Il resta la bouche ouverte, anéanti. Sur lui se penchait sœur Angèle. La lumière de la lanterne tomba sur son moignon d’oreille, tandis qu’il roulait la tête, sur une dentelure de chair cicatrisée, souvenir d’un « dos qui lui avait bouffé l’esgourde. »
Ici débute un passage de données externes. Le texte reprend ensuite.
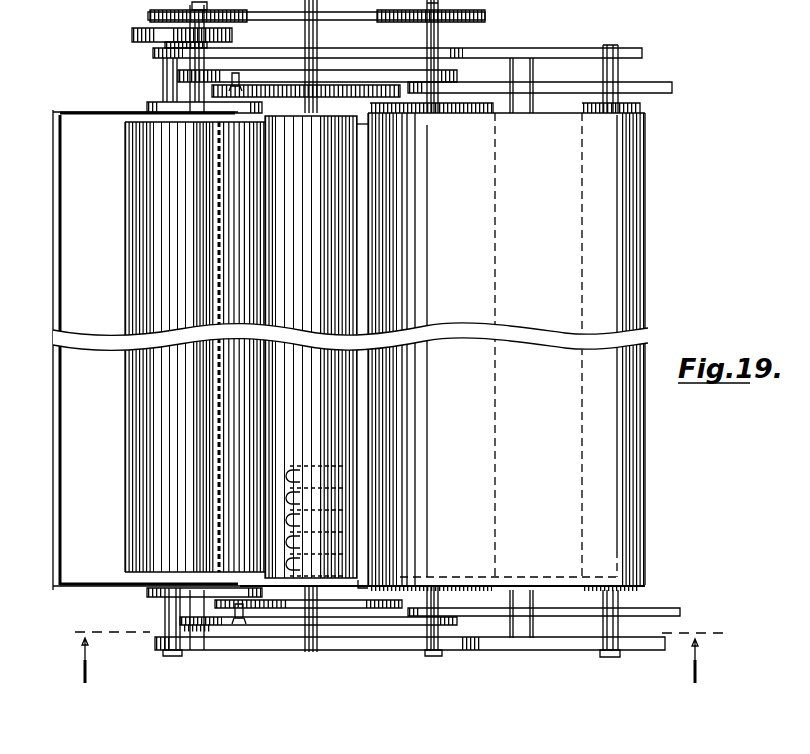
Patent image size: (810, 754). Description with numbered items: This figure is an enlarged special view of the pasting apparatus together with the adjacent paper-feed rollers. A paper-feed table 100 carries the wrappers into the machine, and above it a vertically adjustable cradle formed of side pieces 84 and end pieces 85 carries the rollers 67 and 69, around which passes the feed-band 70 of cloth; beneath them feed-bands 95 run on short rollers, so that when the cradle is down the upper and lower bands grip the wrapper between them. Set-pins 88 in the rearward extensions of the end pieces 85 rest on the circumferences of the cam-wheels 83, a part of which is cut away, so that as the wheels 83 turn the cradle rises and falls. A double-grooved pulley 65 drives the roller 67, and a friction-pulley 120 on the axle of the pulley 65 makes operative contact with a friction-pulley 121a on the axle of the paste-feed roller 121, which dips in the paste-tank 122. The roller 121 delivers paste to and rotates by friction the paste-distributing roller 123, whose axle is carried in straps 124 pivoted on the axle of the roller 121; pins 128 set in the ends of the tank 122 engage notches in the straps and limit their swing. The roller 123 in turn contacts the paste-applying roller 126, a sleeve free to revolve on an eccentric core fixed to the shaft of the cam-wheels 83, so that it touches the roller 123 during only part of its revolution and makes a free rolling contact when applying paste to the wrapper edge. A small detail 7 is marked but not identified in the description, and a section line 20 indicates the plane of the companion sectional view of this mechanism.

The double-grooved pulley 65 is at (141, 19).
The roller 67 is at (487, 18).
The friction-pulley 121a is at (156, 37).
The friction-pulley 120 is at (201, 44).
The set-pins 88 is at (241, 70).
The straps 124 is at (182, 106).
The pins 128 is at (146, 99).
The cam-wheels 83 is at (336, 88).
The end pieces 85 is at (395, 66).
The side pieces 84 is at (494, 77).
The paste-tank 122 is at (146, 350).
The paste-feed roller 121 is at (122, 436).
The paste-distributing roller 123 is at (230, 491).
The paste-applying roller 126 is at (316, 347).
The feed-band 70 is at (506, 344).
The pin 7 is at (363, 581).
The paper-feed table 100 is at (374, 595).
The rollers 69 is at (580, 588).
The feed-bands 95 is at (536, 633).
The section line 20- 20 is at (403, 653).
Dans cette âme hideuse, l’image de la seule fille honnête qu’il eût connue était restée ineffaçable. Il la haïssait, il voulait la « crever » ; s’il l’avait retrouvée, il l’aurait marquée, mais par passion. La petite Odette, la petite modiste, regardait le débris de ce qu’elle avait aimé. Elle regardait sans comprendre, sachant seulement que cet homme était noir de vilenie. Si elle avait autrefois été désinnocentée par ses amies, elle avait maintenant tout oublié. La vie de calme et de dévouement qu’elle avait menée fermait le passé comme un écran. Mais elle voyait bien que ce malade rageur, ce Julot l’Oreille-Mangée qu’elle reconnaissait, terrifiée, l’avait aimée. Bien qu’elle ne dût pas, elle voyait qu’il l’aimait encore. Elle sentait la morsure de son cœur, depuis si longtemps guérie, se rouvrir.

Puis l’homme se remit à râler. La petite sœur resta près du lit, tandis que l’infirmier collait au mourant vingt-cinq ventouses dans le dos et un vésicatoire à la nuque. L’aumônier l’administra sans qu’il en eût conscience. Vers le matin, sœur Angèle était blanche de fatigue. Julot l’Oreille-Mangée sortit ses bras et les agita en croix, criant faiblement : « J’ai peur ! j’ai peur ! » Parmi ses cris, le râle continuait toujours. Il mourut à midi. Dans la petite chambre où on l’avait porté, tandis qu’il hoquetait encore, sœur Angèle l’avait suivi et lui ferma les yeux elle-même, les yeux rouges.

Elle obtint des infirmiers qu’on ne charcuterait pas son corps. Peut-être eût-elle pris plaisir, autrefois, malgré sa douceur, à ce qu’on le coupât par petits morceaux. Et l’après-midi, dans le jardin de l’hôpital, sous le cercle d’arbres, les mêmes hommes mornes, vêtus de leurs capotes couleur fer et coiffés de leurs calots blancs, aplatissaient leurs figures aux vitres du charnier, surpris de ne pas voir tourner les garçons affairés, en tablier, autour du cadavre. Leurs heures se passaient dans cette occupation ; ils en causèrent longtemps, et, inquiétés par tout changement, ils oublièrent même de hocher la tête quand ils passèrent devant sœur Angèle, qui pleurait dans sa pharmacie.